Getting Started¶
Prerequisites¶
| Requirement | Version |
|---|---|
| Python | 3.12+ |
| TensorFlow | 2.16+ (with CUDA for GPU training) |
| OS | Ubuntu 22.04+ (other Linux distros should work) |
For STM32 deployment you also need:
- X-CUBE-AI 10.2.0+
- STM32CubeProgrammer 2.20+
- STM32CubeIDE 1.19+
- ARM GNU toolchain 14.3+
- Physical STM32N6570-DK board connected via USB
Installation¶
Create a virtual environment and install:
This installs the birdnet_stm32 package in editable mode with development
dependencies (pytest, ruff, pre-commit).
Optional extras:
pip install -e ".[dev,docs]" # + documentation tools (mkdocs)

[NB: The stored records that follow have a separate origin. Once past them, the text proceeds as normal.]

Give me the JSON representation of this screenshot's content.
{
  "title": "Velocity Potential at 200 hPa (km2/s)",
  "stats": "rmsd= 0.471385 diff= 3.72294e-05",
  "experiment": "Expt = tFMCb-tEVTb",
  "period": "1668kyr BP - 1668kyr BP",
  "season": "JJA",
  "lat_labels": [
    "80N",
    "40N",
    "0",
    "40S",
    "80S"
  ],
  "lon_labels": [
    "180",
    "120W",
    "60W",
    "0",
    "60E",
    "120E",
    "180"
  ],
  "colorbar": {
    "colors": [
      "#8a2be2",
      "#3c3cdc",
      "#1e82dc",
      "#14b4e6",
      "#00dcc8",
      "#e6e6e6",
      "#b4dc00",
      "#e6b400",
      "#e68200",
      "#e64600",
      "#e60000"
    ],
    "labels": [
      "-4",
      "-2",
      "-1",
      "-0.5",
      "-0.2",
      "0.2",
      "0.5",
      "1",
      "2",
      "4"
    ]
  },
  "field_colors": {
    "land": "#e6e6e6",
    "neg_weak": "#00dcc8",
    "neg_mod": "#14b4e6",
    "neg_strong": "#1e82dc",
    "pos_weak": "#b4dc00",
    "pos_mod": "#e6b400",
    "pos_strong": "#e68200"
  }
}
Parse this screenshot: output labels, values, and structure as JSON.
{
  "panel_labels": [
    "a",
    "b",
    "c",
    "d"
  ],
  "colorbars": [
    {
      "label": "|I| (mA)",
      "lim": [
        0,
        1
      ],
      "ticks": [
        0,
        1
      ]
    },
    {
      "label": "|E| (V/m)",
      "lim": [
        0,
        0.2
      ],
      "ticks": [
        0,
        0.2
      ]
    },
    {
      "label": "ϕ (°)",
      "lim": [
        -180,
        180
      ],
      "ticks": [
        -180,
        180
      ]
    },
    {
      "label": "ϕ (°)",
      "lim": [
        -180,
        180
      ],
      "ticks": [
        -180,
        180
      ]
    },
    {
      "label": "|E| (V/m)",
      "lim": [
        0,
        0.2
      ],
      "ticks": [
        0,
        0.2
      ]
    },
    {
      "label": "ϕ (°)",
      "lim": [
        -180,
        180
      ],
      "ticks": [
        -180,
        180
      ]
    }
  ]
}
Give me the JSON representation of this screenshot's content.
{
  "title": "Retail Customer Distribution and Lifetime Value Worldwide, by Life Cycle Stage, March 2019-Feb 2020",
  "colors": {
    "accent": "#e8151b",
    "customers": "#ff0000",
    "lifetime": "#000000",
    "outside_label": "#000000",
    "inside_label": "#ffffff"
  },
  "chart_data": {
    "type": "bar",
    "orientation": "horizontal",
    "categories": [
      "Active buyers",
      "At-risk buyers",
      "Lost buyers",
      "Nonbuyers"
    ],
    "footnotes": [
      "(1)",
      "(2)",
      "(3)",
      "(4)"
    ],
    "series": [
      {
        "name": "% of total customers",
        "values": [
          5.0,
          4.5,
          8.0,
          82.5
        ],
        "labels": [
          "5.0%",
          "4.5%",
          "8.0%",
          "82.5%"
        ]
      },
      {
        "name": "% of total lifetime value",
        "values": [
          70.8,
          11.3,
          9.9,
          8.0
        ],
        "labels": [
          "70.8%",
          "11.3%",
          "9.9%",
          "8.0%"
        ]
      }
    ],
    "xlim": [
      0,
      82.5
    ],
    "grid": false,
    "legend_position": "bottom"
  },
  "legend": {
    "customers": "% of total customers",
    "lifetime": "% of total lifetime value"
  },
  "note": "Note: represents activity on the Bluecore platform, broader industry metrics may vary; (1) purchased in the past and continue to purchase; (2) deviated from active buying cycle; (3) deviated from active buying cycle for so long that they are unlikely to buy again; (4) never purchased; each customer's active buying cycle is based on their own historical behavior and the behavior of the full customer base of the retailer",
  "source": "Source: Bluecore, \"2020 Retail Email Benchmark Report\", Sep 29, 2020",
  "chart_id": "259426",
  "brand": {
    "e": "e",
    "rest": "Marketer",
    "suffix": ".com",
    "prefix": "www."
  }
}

pip install -e ".[tune]" # + Optuna for hyperparameter search
pip install -e ".[all]" # everything (dev + docs + deploy + tune)
Quick workflow¶
1. Prepare data¶
Organize audio files into the expected folder structure:
See Dataset Preparation for details on downloading and structuring the iNatSounds subset.
2. Train¶
python -m birdnet_stm32 train \
--data_path_train data/train \
--audio_frontend hybrid \
--mag_scale pwl \
--checkpoint_path checkpoints/my_model.keras
3. Convert¶
python -m birdnet_stm32 convert \
--checkpoint_path checkpoints/my_model.keras \
--model_config checkpoints/my_model_model_config.json \
--data_path_train data/train
4. Evaluate¶
python -m birdnet_stm32 evaluate \
--model_path checkpoints/my_model_quantized.tflite \
--model_config checkpoints/my_model_model_config.json \
--data_path_test data/test \
--pooling lme
5. Deploy¶
See the Deployment guide for flashing the quantized model to the STM32N6570-DK.
Pre-trained model¶
This repository includes a pre-trained checkpoint
(checkpoints/birdnet_stm32n6_100.tflite) trained on the 100 most common
species of the northeastern US, central Europe, and Brazil. It achieves a
ROC-AUC of 0.84 on iNatSounds test data and runs inference in ~3.3 ms per
3-second chunk on the STM32N6570-DK.
See birdnet_stm32n6_100_model_config.json for full model parameters.